If the test were to one day become ubiquitous, it might be administered by default and that could be a problem, according to Dr. Edward McCabe, executive director of the Linda Crnic Institute for Down Syndrome and professor of pediatrics at the University of Colorado School of Medicine in Aurora. “We're concerned about women who don’t want to know. You could have a physician say, 'By the way, we did this test and you appear to be positive.’ Then the doctors will be making the decision rather than mothers,” McCabe says, adding that he’s concerned the decision as to “whether a family wants to have the test or not will be taken out of their hands.”
Also of concern to McCabe is the potential for a large number of families to be given information on Down syndrome from physicians who know little about the condition or the quality of life a child born with it could expect. Life expectancies and health outcomes — physical and mental — for people with Down syndrome have improved greatly, says McCabe, though that information might not be reaching families.
“We believe in informed decision-making,” says McCabe. “Using outdated information about life expectancy and outcomes is not properly informing the family.”
Not only are many doctors unable to provide accurate information about people with intellectual disabilities, there appears to be inadequate interest in training new physicians to overcome this gap, Skotko has suggested (Arch Dis Child 2009;94:823-6). Studies have indicated 81% of US medical students receive no clinical training on intellectual disabilities, 58% of medical school deans claim such training isn't a priority, and only 36% of fellows and junior fellows of the American Congress of Obstetricians and Gynecologists felt well qualified to counsel an expectant mother who receives a positive prenatal test for Down syndrome, Skotko wrote. “Taken together, these studies suggest that today’s and tomorrow’s physicians are not adequately prepared.”
Skotko also wonders what will happen to Down syndrome research if the widespread adoption of noninvasive prenatal testing leads even more women to decide to terminate pregnancies after positive results. The number of children born with the condition is already dropping considerably. Between 1989 and 2006, there would have been an estimated increase of 42% in the number of children born with Down syndrome (because of factors such as increased age of mothers) in the absence of prenatal testing (Prenat Diagn 2011; 31: 389–94). During that period, however, there was actually a decrease of 11% in Down syndrome births, an effective 53% difference.

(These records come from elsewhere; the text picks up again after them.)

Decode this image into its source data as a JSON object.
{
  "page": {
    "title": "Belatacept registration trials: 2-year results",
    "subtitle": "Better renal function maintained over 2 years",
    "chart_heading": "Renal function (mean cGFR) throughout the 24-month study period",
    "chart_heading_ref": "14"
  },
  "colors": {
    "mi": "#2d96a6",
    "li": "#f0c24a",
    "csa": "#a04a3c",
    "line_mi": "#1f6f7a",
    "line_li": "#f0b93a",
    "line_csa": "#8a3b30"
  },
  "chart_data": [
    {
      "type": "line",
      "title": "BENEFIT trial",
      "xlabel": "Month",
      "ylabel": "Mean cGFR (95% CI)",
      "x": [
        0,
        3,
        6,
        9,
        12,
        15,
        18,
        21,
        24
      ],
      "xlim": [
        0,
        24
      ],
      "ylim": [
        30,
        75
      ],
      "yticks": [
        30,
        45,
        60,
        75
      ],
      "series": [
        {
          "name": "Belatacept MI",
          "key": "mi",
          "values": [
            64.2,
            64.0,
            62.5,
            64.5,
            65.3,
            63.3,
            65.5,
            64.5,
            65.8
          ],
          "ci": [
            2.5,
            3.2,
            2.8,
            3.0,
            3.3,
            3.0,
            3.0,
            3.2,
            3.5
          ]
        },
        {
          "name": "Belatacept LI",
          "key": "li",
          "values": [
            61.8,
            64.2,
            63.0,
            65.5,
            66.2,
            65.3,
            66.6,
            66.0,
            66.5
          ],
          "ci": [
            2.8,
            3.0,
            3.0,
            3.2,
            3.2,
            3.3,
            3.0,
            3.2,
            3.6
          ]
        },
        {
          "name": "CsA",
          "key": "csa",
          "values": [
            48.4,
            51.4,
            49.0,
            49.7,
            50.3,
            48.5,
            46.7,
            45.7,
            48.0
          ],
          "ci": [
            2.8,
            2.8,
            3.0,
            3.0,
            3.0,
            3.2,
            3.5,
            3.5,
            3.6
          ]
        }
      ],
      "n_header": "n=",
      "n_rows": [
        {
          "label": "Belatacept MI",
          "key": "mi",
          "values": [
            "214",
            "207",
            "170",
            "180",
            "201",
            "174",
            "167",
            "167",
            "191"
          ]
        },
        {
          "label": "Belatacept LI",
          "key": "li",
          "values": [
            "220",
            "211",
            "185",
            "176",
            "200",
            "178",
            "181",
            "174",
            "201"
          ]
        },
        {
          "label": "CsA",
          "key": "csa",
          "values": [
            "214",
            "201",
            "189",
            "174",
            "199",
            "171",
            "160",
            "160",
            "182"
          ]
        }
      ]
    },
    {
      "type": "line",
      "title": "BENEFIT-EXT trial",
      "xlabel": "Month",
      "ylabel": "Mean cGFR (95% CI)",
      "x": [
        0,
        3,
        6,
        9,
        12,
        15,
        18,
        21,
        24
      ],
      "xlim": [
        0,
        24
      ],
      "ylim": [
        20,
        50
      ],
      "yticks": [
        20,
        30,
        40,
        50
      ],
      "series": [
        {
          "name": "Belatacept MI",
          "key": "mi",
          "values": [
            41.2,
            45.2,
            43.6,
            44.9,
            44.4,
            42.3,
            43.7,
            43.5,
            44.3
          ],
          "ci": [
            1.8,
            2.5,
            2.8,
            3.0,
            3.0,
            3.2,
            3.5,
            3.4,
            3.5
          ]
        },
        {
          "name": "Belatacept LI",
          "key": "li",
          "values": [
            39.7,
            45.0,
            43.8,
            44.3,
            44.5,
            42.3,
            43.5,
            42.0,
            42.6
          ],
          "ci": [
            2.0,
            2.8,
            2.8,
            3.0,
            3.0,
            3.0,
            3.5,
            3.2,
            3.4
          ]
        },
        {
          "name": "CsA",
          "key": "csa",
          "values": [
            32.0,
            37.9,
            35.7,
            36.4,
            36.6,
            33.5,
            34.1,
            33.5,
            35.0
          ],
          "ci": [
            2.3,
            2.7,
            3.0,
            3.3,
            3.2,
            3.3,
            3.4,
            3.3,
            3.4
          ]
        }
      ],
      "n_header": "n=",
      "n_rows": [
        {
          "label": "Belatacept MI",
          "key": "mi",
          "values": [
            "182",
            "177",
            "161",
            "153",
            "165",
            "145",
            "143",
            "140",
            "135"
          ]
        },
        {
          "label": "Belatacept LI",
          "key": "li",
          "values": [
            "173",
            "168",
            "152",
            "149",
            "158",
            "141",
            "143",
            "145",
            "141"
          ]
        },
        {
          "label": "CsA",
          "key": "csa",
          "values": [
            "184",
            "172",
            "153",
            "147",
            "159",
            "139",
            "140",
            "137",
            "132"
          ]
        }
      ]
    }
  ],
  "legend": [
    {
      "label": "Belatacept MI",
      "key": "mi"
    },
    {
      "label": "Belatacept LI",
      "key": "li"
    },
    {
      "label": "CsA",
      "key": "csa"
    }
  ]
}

“If there are fewer and fewer babies born with Down syndrome, the question is: will [research] funding agencies still consider it something worth funding?” says Skotko.
And it's not as though funding is plentiful now. “Down syndrome is the least-funded genetic condition by the NIH [National Institutes of Health], bar none,” says Michelle Sie Whitten, executive director of the Global Down Syndrome Foundation. “How can we attract good scientists and good doctors? There's no money in this field. They will go into autism or go into other things. It's like a nail in the coffin.”
Her foundation is not against a better genetic test, Whitten points out. But she is concerned that the lack of money dedicated to research and education will mean misinformation about the lives of people with Down syndrome will continue to spread.
“We are not opposed to early, better, safer, cheaper testing for women,” says Whitten “What we are opposed to is the idea of doctors providing inaccurate information.”